Signing new and renewed leases at above-market prices gave a modest upward nudge to CapitaLand Commercial Trust's (CCT) performance in the second quarter.
Revenue increased by 5 per cent year-on-year to $69.1 million while net property income grew from $52 million last year to $53.9 million this year, a rise of 3.6 per cent.
Total distributable income rose slightly, from $64.1 million to $64.4 million, lifting distribution per unit (DPU) by 0.5 per cent to 2.19 cents.
The portfolio's occupancy rate stood at 98 per cent. Ms Lynette Leong, chief executive of CapitaLand Commercial Trust Management, said spreading out a good portion of leases to an expiration date of 2018 and beyond "will tide (us) over the large office supply expected in 2016". However, she acknowledged that the expected surge in supply presented "potential headwinds" for the real estate investment trust (Reit).
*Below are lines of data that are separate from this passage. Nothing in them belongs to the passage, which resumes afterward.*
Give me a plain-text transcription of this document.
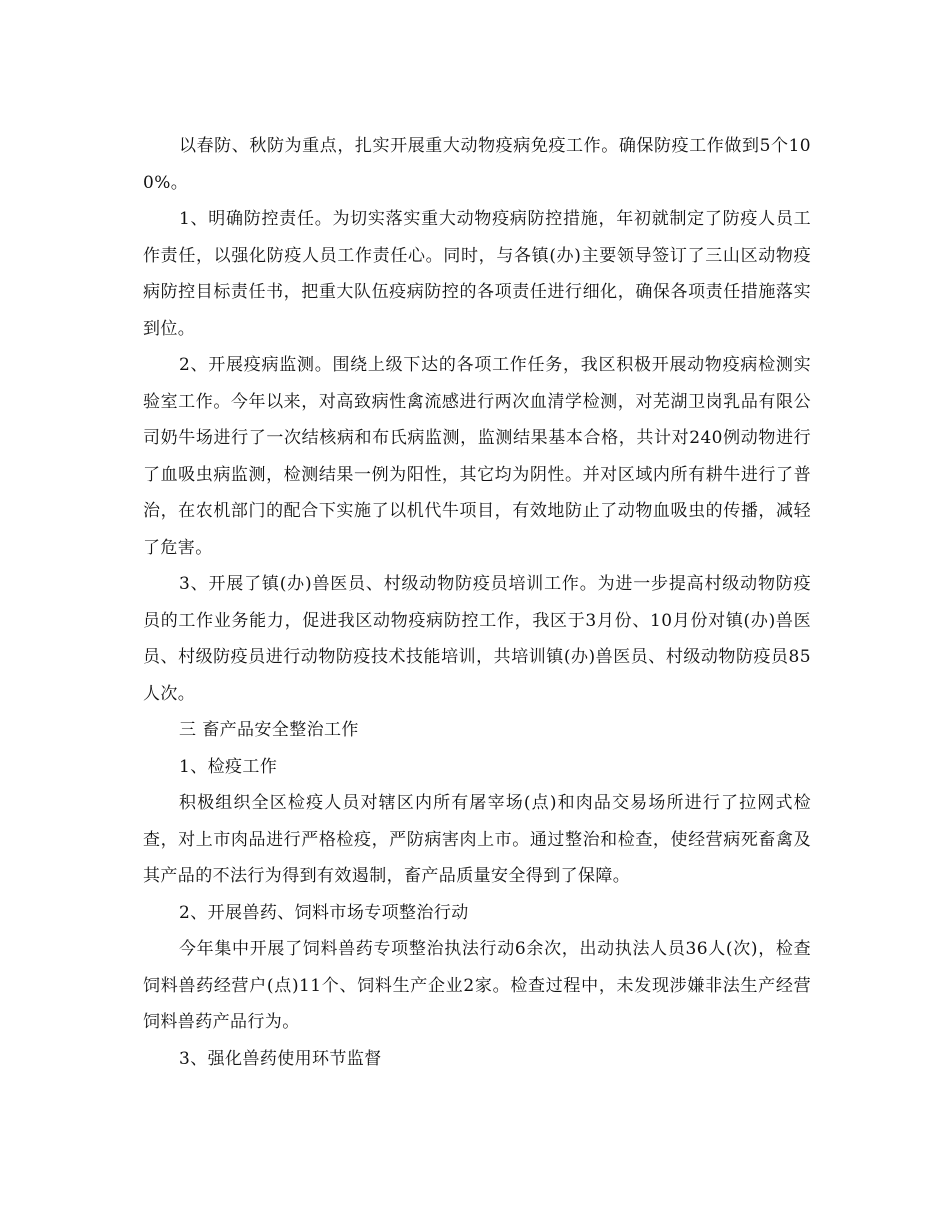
以春防、秋防为重点，扎实开展重大动物疫病免疫工作。确保防疫工作做到5个100%。

1、明确防控责任。为切实落实重大动物疫病防控措施，年初就制定了防疫人员工作责任，以强化防疫人员工作责任心。同时，与各镇(办)主要领导签订了三山区动物疫病防控目标责任书，把重大队伍疫病防控的各项责任进行细化，确保各项责任措施落实到位。

2、开展疫病监测。围绕上级下达的各项工作任务，我区积极开展动物疫病检测实验室工作。今年以来，对高致病性禽流感进行两次血清学检测，对芜湖卫岗乳品有限公司奶牛场进行了一次结核病和布氏病监测，监测结果基本合格，共计对240例动物进行了血吸虫病监测，检测结果一例为阳性，其它均为阴性。并对区域内所有耕牛进行了普治，在农机部门的配合下实施了以机代牛项目，有效地防止了动物血吸虫的传播，减轻了危害。

3、开展了镇(办)兽医员、村级动物防疫员培训工作。为进一步提高村级动物防疫员的工作业务能力，促进我区动物疫病防控工作，我区于3月份、10月份对镇(办)兽医员、村级防疫员进行动物防疫技术技能培训，共培训镇(办)兽医员、村级动物防疫员85人次。

三 畜产品安全整治工作

1、检疫工作

积极组织全区检疫人员对辖区内所有屠宰场(点)和肉品交易场所进行了拉网式检查，对上市肉品进行严格检疫，严防病害肉上市。通过整治和检查，使经营病死畜禽及其产品的不法行为得到有效遏制，畜产品质量安全得到了保障。

2、开展兽药、饲料市场专项整治行动

今年集中开展了饲料兽药专项整治执法行动6余次，出动执法人员36人(次)，检查饲料兽药经营户(点)11个、饲料生产企业2家。检查过程中，未发现涉嫌非法生产经营饲料兽药产品行为。

3、强化兽药使用环节监督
The recently completed CapitaGreen tower in Market Street is "a potential acquisition pipeline" for CCT, said the Reit's management. It owns a 40 per cent stake and has the option to acquire the balance from its joint-venture partners.
AT A GLANCE
GROSS REVENUE: $69.1 million (+5%)
NET PROPERTY INCOME: $53.9 million (+3.6%)
DISTRIBUTION PER UNIT: 2.19 cents (+0.5%)
Gross revenue grew by 5.7 per cent to $137.3 million for the six months to June 30 compared with the previous year while net property income increased 5 per cent to $107.8 million.
Total distributable income for the half year rose 2.5 per cent to $127.2 million. CCT units closed up one cent at $1.48 yesterday.